The Sweet Combination of Patient and Clinician Engagement - Cover

The Sweet Combination of Patient and Clinician Engagement

At KLAS’ 2016 Keystone Summit, attendees identified patient engagement and clinician engagement as the final two pillars of population health IT. While pillars are an apt analogy, I also like to think of the two areas as two sides of the same Oreo cookie. Patient engagement and clinician engagement may be different, but they must be taken together to ensure success. 

Sadly, significant barriers in both of these areas intimidate everyone involved. Scaling these barriers won’t be easy. But if we don’t, our goal of improving the population’s health will never come to fruition.

Patient Engagement

There are already efforts underway to get and keep in touch with patients. One of these is the patient portal, a great idea that, unfortunately, most patients don’t really use. Even I, who live and breathe healthcare at work every day, can’t be bothered to log on to my patient portal unless it’s to pay a bill or complete a task that will earn me money for my HSA account.

What about a more direct approach? There are certainly a few of them. Emails? A few patients from the younger generation might at least look at an email, but technology-averse Baby Boomers and patients in low-income households probably won’t be able to. Phone calls? Good luck getting anybody younger than 50 to answer a phone call from a number they don’t know. Text messages? Again, there’s a shot with the Millennials, but their parents and grandparents may not know what to do with a text.

Clearly, it’s impossible to please every age group with one or even two methods of patient communication. Provider organizations have every right to be frustrated. That’s one reason I’m excited for the Patient Engagement Summit that KLAS will hold later in 2018. I’m confident that the best minds in the industry will be able to come up with a standard framework for the market and brainstorm innovative ways to reach patients.

Clinician Engagement

I bet I’d win the Biggest Understatement of the Year award by saying that providers are busy people. Articles about physician burnout litter the internet, and increasing duties both on and off the computer have clinicians feeling overloaded. How can physicians provide the high-quality care they want to provide?

One answer is that clinicians need to be able to see gaps in their patients’ care. But often, technology works against the clinicians instead of with them. If a clinician has to log in and out of five different systems and search each one for information about care gaps, what are the odds of him or her doing so? Not great. Realistically, few clinicians will consistently address gaps in care until those gaps are in a single system, easily visible, and within the clinician workflow. And—let’s be honest—a financial incentive wouldn’t hurt.

This ideal state can be reached, but only if vendors and providers each do their part. Vendors must provide broader and deeper integration—within their own platforms and with other vendors’ tools—so that patient data can easily flow from patient portals and other departments’ systems into the EMR workflow. Providers may assume that they are helpless in the quest for effective software, but KLAS’ research in the Arch Collaborative has proved otherwise. By sharing accountability with vendors and taking specific steps in their organizations, providers really can make their EMRs and other solutions work for them and, ultimately, the patients.

What About the Cream?

Those of you still thinking about the Oreo I brought up earlier are probably thinking, “A cute analogy, but the two sides of an Oreo don’t hold themselves together—they need cream.” Right you are. That’s why I would submit that the cream in an Oreo could represent a third component of success: motivation. After all, unmotivated patients are unlikely to make many efforts to take care of themselves, and burned-out providers may not have as much to give to the cause of population health.

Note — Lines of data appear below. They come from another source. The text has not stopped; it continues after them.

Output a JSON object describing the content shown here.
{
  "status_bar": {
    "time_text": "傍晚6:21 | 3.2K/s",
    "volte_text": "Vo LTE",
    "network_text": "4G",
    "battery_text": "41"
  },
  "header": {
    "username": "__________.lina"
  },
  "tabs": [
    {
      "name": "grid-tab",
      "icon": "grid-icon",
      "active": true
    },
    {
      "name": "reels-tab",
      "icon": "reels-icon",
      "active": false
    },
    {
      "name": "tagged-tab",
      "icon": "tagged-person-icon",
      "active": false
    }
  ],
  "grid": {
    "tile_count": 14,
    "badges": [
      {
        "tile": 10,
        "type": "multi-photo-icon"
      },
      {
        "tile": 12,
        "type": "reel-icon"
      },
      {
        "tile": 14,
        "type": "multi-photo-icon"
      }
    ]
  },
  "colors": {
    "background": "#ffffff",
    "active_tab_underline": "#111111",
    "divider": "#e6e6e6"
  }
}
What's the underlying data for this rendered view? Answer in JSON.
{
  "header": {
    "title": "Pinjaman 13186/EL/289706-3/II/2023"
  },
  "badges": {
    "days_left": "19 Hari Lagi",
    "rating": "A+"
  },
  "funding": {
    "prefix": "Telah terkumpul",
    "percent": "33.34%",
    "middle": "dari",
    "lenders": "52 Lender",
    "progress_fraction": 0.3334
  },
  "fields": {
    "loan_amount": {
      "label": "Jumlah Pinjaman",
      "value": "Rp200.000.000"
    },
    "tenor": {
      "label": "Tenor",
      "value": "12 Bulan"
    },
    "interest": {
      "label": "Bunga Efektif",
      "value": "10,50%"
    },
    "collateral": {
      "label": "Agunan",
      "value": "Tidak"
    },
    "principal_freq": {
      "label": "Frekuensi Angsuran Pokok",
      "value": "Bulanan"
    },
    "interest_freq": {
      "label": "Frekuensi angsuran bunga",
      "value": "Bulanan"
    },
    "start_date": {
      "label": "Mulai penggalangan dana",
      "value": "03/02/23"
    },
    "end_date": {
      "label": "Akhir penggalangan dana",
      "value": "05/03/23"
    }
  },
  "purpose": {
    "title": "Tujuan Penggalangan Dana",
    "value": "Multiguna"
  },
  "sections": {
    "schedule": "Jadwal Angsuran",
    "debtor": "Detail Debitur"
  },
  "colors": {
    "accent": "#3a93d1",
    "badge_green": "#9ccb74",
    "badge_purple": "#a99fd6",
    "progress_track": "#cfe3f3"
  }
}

This truth may tempt providers to throw up the white flag. “Why should we waste resources on reaching out to patients and improving our clinicians’ tools if patients aren’t interested in their own health?” Because the easier it is for patients to get involved in their healthcare, the more motivated they are likely to be. Even small improvements can start a positive cycle. As vendors and providers perfect their tools and processes, more patients will respond. This, in turn, will motivate providers and help them lead patients to success. I look forward to watching these delicious dreams of population health become reality.